Apport abort() handler in glibc

Registered by Kees Cook on 2009-04-28

Due to the increasing use of abort() in various failure modes (Xorg, FORTIFY asserts, etc), there needs to be a generalized way to catch the glibc assert backtrace and core file that is produced in these situations. Currently apport ignores SIGABRT, but it would be much better to catch them in a useful way.

Blueprint information

Rick Clark
Kees Cook
Needs approval
Martin Pitt
Series goal:
Milestone target:
Started by
Kees Cook on 2009-05-20
Completed by
Martin Pitt on 2009-09-15

Related branches



given Upstart's massive use of assertions and abort(), and that when it dies your entire system goes with it, I'd like to figlet ++ here ;)

First version will be adding a global symbol that is set to the assert string before dumping core, which apport can extract when analyzing the core dump.

- apport keep core fd open until the end for avoiding kernel failure
- init crashes via child
- global ptr in glibc assert
- take all aborts, throw away once processed if not assert/whitelist

pitti, 2009-08-26: Committed to trunk:

  Do not generally ignore SIGABRT any more. Try to extract the assertion
  message from the core dump, and add it as "AssertionMessage" field. Mark
  reports as unreportable if they do not have an assertion message and crashed
  with SIGABRT. This requires your glibc to have this patch:;a=commitdiff;h=48dcd0ba

  However, I'm unclear about the "apport keep core fd open until the end for avoiding kernel failure" bit. How can thisi be tested? What needs to be changed? Can you please clarify this in the wiki spec?

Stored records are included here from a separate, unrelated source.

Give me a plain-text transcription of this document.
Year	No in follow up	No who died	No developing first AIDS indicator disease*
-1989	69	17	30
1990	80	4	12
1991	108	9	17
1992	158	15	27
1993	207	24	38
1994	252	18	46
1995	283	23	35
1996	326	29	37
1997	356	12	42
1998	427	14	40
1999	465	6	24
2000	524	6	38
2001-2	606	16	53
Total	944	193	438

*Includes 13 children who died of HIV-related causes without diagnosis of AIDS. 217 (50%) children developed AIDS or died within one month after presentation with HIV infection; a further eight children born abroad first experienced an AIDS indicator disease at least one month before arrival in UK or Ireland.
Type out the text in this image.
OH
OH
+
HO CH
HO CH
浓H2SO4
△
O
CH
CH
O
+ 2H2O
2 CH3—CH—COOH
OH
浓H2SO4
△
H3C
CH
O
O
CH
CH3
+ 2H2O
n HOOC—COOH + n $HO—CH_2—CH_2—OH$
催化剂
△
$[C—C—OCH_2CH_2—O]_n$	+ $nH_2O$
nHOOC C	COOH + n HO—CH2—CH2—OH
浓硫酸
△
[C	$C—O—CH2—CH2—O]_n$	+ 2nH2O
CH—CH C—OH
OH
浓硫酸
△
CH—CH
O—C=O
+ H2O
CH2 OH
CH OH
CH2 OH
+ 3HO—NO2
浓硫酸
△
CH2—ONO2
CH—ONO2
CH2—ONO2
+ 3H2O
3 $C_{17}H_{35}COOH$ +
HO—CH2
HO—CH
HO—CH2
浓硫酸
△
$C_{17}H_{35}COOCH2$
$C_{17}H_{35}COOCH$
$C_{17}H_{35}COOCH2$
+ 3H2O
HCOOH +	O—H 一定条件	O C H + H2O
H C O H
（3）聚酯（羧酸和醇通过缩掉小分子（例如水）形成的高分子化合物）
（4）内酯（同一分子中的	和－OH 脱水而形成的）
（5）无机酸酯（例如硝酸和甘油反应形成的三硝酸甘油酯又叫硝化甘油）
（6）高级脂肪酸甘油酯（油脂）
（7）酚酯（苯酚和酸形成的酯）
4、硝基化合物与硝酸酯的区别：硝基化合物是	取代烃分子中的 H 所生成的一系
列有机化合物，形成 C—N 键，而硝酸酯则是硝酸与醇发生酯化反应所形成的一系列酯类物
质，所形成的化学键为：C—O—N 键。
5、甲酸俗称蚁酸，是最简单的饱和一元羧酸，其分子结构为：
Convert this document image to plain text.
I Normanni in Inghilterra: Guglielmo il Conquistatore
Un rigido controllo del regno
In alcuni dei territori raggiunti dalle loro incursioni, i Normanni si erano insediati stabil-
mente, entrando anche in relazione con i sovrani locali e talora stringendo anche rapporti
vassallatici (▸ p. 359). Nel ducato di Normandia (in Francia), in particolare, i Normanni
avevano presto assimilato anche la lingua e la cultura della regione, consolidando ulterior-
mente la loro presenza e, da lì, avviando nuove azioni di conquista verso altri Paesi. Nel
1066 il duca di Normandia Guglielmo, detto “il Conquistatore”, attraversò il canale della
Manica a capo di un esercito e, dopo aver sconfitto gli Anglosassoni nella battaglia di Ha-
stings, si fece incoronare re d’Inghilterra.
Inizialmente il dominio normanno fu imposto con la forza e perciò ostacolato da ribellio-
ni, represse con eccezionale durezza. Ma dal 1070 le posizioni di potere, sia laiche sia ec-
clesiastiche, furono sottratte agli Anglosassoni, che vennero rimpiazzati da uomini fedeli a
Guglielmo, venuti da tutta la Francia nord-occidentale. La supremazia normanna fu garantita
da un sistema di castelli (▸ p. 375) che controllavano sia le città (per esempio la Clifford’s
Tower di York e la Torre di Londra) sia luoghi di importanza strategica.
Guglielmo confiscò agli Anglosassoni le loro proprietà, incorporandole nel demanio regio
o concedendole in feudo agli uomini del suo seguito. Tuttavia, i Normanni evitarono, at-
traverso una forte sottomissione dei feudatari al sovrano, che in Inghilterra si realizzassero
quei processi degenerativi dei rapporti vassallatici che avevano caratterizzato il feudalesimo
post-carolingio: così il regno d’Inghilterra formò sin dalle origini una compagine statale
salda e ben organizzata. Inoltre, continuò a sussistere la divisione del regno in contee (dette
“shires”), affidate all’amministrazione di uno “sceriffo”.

 Oh, and right now I'm using gdb and "print (char*) __assert_msg" for this, which means I can only determine this in post-processing. Is there a way to determine whether the core dump has an assert msg just by looking at the core dump itself when getting it piped in? Then we wouldn't need to bother the user about unreportable crash reports, and they could be discarded right away.

SIGABRT handling uploaded to Karmic in 1.8.

kees, 2009-08-26:
 - the "keep core fd open" was a supposition by Keybuk that the kernel would panic after the coredump fd for init closed. One of the goal for abort-catching was to be able to get meaningful crashes out of upstart, which may require some special handling depending on how the kernel does the dumping.
 - as I understand it, extracting the __assert_msg during pre-processing requires reading the coredump, processing the headers and sections, parsing the symbol table, resolving "__assert_msg" to a core location and reading out the value. (i.e. full ELF parsing would be needed, which is possible, but not immediately available to python).

pitti, 2009-09-15: glib now also stores assertion messages into __abort_msg. Is there anything else what's left here? Setting to implemented now.